Bill Nye: There’s a ‘Pearl Harbor’ Moment Every Week on Climate

May 31st, 2019 1:04 PM

It’s hard to follow a stunt like setting a globe aflame and proclaiming the world is “on fucking fire” because of global warming, but Bill Nye “The Science Guy” managed in it a CNN podcast interview.

With less theater and showmanship than his “heartfelt,” expletive-laden performance on HBO’s Last Week Tonight, Nye still made outrageous claims about natural disasters and global warming on Brian Stelter’s Reliable Sources podcast May 30.

Just days after Memorial Day, when veterans are remembered for giving their lives in battle, Nye nonchalantly claimed there is a “Pearl Harbor” moment on climate change every week — but is only being recognized by his side: “the science side.”

The actual act of war at Pearl Harbor killed 2,403 people, and led to the U.S. declaration of war. Yet, he considered this an apt metaphor for natural disasters he claims are fueled by human-induced climate change.

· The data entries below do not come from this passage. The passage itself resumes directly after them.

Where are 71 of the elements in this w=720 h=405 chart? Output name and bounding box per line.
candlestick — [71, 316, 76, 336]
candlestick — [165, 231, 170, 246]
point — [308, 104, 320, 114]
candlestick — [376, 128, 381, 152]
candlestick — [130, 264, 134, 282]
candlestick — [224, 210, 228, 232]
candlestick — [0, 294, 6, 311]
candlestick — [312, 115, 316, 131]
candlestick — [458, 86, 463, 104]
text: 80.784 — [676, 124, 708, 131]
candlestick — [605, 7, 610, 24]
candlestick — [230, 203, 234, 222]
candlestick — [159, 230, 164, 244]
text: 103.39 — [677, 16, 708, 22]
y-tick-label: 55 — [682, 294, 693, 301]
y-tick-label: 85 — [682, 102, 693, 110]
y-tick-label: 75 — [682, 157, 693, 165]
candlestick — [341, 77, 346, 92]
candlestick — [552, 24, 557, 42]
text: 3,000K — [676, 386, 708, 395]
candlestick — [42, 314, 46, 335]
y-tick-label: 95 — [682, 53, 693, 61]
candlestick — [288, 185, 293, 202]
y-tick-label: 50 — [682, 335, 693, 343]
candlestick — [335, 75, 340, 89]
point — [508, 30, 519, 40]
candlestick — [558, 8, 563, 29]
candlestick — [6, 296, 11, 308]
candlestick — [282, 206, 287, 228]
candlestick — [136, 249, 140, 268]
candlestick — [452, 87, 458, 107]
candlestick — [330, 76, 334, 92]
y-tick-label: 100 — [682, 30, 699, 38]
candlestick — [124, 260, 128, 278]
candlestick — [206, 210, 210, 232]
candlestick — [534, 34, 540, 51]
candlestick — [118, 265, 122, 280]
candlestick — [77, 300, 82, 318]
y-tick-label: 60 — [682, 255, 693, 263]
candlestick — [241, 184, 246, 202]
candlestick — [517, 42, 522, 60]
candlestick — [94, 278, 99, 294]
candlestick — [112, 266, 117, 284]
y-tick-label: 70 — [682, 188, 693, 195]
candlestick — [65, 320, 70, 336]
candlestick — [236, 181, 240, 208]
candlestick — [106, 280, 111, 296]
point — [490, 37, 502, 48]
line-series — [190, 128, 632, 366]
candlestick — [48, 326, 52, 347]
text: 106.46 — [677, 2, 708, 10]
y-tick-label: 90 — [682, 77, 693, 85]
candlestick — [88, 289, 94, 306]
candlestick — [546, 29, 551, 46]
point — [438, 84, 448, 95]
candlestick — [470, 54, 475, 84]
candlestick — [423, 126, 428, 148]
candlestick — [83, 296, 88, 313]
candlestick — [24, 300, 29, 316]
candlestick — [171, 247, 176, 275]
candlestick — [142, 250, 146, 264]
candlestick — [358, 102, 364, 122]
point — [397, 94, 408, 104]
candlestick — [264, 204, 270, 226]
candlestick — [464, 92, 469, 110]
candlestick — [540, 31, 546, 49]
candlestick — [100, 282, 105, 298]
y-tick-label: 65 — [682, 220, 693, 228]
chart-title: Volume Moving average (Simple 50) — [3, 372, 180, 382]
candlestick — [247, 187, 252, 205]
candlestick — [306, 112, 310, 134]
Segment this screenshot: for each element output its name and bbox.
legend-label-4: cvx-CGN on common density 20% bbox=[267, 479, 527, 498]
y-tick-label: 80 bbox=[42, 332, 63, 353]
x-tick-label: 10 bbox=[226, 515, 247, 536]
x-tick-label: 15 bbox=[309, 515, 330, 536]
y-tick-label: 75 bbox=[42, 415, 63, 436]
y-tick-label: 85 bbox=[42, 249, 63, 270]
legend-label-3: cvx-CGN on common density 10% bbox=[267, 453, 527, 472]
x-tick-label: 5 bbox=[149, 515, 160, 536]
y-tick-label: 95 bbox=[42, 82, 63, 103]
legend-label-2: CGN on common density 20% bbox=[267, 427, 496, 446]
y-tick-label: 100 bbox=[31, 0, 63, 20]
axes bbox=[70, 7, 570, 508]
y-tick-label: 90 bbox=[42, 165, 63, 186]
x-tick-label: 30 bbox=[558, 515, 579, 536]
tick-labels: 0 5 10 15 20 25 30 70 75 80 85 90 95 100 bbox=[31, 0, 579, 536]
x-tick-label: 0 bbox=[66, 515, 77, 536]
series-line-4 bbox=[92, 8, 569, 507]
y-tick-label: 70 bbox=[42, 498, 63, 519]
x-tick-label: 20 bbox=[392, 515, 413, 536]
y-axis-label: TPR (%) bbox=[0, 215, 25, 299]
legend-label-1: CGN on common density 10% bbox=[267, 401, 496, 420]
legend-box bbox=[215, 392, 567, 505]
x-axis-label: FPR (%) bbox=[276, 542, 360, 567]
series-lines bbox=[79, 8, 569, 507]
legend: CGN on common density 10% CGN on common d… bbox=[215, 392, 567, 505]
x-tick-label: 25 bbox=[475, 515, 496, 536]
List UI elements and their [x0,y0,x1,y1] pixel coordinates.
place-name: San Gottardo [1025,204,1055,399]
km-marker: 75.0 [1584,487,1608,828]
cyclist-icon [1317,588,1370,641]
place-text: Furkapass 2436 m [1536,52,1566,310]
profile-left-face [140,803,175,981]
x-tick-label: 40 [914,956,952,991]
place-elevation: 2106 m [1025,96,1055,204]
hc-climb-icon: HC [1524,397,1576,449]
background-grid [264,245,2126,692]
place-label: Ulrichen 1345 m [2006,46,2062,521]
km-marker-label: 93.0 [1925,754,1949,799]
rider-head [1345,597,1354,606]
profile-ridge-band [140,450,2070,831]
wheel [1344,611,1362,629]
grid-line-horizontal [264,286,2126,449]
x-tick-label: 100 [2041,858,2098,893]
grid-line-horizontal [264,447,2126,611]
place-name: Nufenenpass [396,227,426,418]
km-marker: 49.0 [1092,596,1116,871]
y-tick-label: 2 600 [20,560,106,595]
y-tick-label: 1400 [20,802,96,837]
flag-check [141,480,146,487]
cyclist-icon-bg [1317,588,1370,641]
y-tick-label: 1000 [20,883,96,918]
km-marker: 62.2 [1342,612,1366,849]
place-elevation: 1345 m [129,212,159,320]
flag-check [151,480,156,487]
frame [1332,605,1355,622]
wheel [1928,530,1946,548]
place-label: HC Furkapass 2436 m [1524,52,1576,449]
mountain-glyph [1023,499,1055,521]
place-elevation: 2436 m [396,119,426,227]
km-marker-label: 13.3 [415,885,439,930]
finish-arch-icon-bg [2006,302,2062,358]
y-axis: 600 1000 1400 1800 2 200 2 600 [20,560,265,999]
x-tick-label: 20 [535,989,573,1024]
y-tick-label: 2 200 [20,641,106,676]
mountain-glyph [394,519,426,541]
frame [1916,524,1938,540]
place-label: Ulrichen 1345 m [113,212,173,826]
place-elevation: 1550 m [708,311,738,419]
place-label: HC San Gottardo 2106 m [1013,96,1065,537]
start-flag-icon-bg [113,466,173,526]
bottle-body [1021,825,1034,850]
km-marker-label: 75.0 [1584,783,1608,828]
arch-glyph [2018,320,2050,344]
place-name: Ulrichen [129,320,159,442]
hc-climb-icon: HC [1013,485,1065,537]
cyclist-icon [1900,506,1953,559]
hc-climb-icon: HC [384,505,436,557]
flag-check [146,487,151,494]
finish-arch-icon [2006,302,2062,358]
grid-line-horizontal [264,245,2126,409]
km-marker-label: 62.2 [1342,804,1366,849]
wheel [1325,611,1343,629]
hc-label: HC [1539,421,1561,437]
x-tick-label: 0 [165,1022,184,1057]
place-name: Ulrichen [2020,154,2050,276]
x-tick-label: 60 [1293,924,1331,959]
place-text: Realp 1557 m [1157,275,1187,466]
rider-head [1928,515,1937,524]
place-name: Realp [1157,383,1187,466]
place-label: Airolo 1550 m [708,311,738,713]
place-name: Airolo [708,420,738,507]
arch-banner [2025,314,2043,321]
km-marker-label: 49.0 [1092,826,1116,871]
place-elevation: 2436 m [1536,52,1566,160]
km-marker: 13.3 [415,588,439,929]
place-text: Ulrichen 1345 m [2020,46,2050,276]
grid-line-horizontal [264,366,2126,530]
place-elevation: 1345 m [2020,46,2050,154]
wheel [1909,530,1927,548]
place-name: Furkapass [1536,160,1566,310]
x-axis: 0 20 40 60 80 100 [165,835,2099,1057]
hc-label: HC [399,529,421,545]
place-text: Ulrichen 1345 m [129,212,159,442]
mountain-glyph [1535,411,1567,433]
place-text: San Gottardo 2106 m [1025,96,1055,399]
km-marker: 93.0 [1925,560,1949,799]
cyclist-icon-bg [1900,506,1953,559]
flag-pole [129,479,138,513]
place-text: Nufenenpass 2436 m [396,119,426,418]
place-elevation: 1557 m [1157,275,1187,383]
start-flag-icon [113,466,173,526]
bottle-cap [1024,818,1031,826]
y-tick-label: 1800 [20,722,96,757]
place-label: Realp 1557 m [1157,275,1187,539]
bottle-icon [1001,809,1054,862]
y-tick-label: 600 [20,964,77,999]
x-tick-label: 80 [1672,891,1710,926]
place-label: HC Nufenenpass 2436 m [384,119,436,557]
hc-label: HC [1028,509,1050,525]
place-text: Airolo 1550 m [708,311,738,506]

“We don’t have Pearl Harbor, by analogy. We never had this catastr—- people from the U.S. were fighting the war in Europe. They were flying missions since the late 1930s. Flying bombing runs. But it wasn’t until Pearl Harbor where everybody really got serious about winning,” Nye said. He failed to specify that Americans who fought the Axis ahead of Dec. 8, 1941, did so as voluntary and private citizens. War was not declared until after the Pearl Harbor attack.

He continued, “But the trouble with climate change is it's happening in slow motion.”

“So there will never be a Pearl Harbor moment?” Stelter asked.

“Well, for us there’s one every week. And so, for us on the science side,” Nye insisted.

Stelter asked for clarification, and Nye went on.

“There’s a flood, there’s a drought, there’s a fire. There are refugees displaced by, in some cases, by the hundreds of thousands or millions. That happens every week. And as we like to say on our side of it, the science side: ‘Just think if all these things were happening and we didn’t know why. That would really be scary, right?”

“These floods, tornadoes in April and March that didn’t used to happen, what if that were all happening and we didn’t have an explanation for it? That would be very troubling,” Nye insisted.

Didn’t used to happen?

Floods and tornadoes are not new. Not even April ones. Minnesota experienced “record” flooding in April 1965, when three major rivers flooded after the winter snow melted, Minnesota’s Department of Natural Resources said.

Some of the worst floods in history happened many years ago including the Johnstown Flood in Pennsylvania in 1889, Europe’s “great drowning of men” in 1362, and a devastating flood in the Indus River Valley in 1841, according to History.com. That didn’t even list “Great Flood of 1844” that struck Kansas City or the “Great Flood of 1862” that affected Oregon, Nevada and California.

Both devastating weather patterns have been documented for centuries. The first recorded tornado in the U.S. is believed to have been in 1643 in Massachusetts.

AccuWeather extreme meteorologist Reed Timmer said the 2019 tornado season is “unusual” in its “persistence,” but not unheard of, according to KTVB.com. The AccuWeather website says the “prime months for tornadoes are from March to July,” although they can happen year-round.

Stelter’s podcast interivew also included plenty of bashing of “climate denial” and "deniers," promotion of Nye’s own new podcast Science Rules, and a discussion about UFOs.